Just such an emperor is the subject of this lesson: Domitian. In this lesson, we will explore Domitian's life and reign.

Early Life

Born Titus Flavius Domitianus, he became Domitian after he became emperor (taking the full regnal name of Caesar Domitianus Augustus). He was born in 51 C.E.., the younger son of the future emperor, Vespasian. In fact, Domitian's first taste of combat came on his father's behalf when he was just 17 years old and Rome was embroiled in a bloody civil war. After trying to help his uncle overthrow the Roman government, he and his uncle were both forced into hiding, only to be welcomed by Rome once Vespasian's triumphant rebellion entered the city.

Vespasian favored his older son, Titus, and it appears likely that both Vespasian and Titus considered Domitian to be unfit to rule. It's possible that an incident in 70 C.E. caused or exacerbated this notion. In the German provinces, where unrest and rebellion were particularly prevalent during the 1st century C.E., Domitian attempted to coopt the campaign of a Roman general there with disastrous effects. According to Roman historians, Domitian failed so terribly that he required his father's pardon to return to Rome.

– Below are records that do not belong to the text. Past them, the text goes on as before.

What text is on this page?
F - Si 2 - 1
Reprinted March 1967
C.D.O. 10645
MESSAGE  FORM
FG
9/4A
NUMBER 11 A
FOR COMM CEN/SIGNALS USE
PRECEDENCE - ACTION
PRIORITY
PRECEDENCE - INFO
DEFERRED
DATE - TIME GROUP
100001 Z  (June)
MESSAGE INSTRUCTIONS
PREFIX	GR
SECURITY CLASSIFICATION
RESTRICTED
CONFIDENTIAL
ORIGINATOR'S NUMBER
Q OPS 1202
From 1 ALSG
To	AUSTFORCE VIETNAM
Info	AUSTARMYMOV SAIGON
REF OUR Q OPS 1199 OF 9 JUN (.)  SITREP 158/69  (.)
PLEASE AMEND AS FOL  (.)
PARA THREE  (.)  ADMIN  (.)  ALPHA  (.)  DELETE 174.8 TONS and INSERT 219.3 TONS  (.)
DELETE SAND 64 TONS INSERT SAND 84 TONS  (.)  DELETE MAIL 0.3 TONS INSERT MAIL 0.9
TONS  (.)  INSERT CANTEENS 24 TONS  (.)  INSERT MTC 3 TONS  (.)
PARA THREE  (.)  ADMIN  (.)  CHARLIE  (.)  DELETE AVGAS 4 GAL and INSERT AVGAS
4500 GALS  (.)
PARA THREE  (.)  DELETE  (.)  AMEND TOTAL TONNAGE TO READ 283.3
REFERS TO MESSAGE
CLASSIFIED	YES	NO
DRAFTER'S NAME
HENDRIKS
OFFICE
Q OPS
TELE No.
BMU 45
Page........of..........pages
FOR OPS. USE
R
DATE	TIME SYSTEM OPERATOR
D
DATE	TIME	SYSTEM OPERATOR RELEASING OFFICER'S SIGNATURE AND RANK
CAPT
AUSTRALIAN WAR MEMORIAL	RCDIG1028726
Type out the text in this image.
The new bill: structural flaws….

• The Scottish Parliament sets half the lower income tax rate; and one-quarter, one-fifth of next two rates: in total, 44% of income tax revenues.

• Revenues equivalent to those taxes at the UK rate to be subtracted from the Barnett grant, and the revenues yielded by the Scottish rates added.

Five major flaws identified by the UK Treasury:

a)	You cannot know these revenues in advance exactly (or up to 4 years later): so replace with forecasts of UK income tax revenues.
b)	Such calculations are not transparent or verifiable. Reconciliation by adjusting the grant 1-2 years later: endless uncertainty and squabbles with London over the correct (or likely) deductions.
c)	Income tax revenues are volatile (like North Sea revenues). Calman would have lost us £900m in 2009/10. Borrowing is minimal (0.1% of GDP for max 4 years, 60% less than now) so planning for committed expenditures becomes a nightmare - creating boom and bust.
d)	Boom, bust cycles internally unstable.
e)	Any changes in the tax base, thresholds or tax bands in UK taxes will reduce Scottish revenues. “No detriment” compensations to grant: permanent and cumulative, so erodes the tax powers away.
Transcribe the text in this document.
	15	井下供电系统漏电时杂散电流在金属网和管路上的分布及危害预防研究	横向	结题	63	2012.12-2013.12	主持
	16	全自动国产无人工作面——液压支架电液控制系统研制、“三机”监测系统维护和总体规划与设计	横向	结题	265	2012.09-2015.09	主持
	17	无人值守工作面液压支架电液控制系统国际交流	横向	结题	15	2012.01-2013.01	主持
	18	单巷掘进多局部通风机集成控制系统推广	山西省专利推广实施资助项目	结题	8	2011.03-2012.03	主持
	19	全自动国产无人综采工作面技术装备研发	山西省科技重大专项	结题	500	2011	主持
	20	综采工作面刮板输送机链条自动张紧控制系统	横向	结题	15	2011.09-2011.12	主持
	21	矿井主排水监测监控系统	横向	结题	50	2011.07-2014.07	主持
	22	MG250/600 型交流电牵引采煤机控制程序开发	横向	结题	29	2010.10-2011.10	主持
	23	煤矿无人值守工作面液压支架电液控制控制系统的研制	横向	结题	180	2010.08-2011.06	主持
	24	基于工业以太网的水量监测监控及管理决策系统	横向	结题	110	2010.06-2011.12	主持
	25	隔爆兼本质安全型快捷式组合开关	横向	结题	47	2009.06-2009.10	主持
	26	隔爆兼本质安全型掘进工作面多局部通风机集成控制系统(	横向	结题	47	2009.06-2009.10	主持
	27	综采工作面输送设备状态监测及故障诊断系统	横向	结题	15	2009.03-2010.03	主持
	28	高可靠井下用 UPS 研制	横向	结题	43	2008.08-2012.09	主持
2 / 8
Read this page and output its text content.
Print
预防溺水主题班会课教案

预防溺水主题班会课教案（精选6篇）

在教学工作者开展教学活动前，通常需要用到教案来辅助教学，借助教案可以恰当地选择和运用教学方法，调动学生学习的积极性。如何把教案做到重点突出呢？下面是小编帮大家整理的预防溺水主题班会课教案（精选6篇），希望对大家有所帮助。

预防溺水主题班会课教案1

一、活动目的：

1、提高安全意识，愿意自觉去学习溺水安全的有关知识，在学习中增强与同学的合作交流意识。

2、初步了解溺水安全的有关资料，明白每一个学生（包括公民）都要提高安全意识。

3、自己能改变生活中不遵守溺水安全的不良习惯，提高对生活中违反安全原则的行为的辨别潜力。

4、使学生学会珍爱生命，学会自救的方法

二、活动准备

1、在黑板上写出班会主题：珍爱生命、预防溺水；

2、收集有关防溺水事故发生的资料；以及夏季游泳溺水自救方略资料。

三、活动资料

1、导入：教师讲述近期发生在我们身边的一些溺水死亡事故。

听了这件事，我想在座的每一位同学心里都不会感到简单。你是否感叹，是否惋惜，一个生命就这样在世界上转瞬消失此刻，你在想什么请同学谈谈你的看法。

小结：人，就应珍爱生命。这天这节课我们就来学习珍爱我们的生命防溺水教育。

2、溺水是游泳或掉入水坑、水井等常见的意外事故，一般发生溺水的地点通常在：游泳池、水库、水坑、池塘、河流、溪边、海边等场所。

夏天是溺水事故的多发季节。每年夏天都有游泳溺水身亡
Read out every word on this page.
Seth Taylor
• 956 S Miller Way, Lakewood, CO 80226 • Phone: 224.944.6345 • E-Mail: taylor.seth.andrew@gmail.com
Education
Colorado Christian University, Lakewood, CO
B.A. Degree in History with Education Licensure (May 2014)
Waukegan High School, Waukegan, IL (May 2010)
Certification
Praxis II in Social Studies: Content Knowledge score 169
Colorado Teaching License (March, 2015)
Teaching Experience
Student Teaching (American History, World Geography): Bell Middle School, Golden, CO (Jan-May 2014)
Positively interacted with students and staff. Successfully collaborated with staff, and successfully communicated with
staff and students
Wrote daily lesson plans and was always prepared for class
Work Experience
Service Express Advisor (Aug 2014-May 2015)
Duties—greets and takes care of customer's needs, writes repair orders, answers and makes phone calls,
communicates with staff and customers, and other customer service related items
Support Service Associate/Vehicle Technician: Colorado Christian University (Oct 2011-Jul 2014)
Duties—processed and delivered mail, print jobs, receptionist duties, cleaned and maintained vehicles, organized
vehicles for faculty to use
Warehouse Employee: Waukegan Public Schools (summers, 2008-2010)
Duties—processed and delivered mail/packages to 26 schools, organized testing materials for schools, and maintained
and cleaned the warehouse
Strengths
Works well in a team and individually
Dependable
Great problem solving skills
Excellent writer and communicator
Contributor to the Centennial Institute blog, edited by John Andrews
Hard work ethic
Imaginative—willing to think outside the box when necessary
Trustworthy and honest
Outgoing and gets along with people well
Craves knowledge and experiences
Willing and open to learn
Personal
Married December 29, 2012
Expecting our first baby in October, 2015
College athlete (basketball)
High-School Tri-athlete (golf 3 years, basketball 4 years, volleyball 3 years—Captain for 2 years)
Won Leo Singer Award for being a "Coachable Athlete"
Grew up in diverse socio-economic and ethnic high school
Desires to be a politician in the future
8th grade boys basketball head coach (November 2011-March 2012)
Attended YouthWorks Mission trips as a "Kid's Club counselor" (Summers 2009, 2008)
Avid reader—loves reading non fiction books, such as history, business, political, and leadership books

Regardless of why, Domitian was clearly less than well regarded by both Vespasian and Titus. In fact, when Vespasian died in 79 C.E. and Titus assumed the imperial throne, Domitian received none of the honors that Titus had received during Vespasian's reign. He expected these, and since Titus had no rightful heirs, Domitian was heir to throne. This slight purportedly drove Domitian mad, and some historians claim poor relations with his brother possibly contributed to Titus' poor health and death a couple years later.


As Titus had no heirs, when he died the throne fell to Domitian. Domitian's reign was marked by military victory and a cruelty that won him no favors with the Roman aristocracy or the public. Indeed, in 83 C.E., Domitian put three vestal virgins to death after they had been found guilty of immoral behavior. The death penalty for these crimes, though technically correct, had not been observed or enforced strictly and Domitian's harshness was viewed unfavorably.

While Domitian's conduct in Rome was viewed unfavorably, his campaigns abroad were initially successful. Indeed, Domitian returned to the site of his earlier disgrace and expanded Roman territory with conquests in Germany and Britain. He personally led the imperial army, something which had not been done in nearly forty years. However, later in Domitian's reign, unrest in Germany proved to be his undoing yet again, and the Roman aristocracy, predisposed not to like him, claimed the loss of multiple legions of troops in the German forests to be entirely his fault.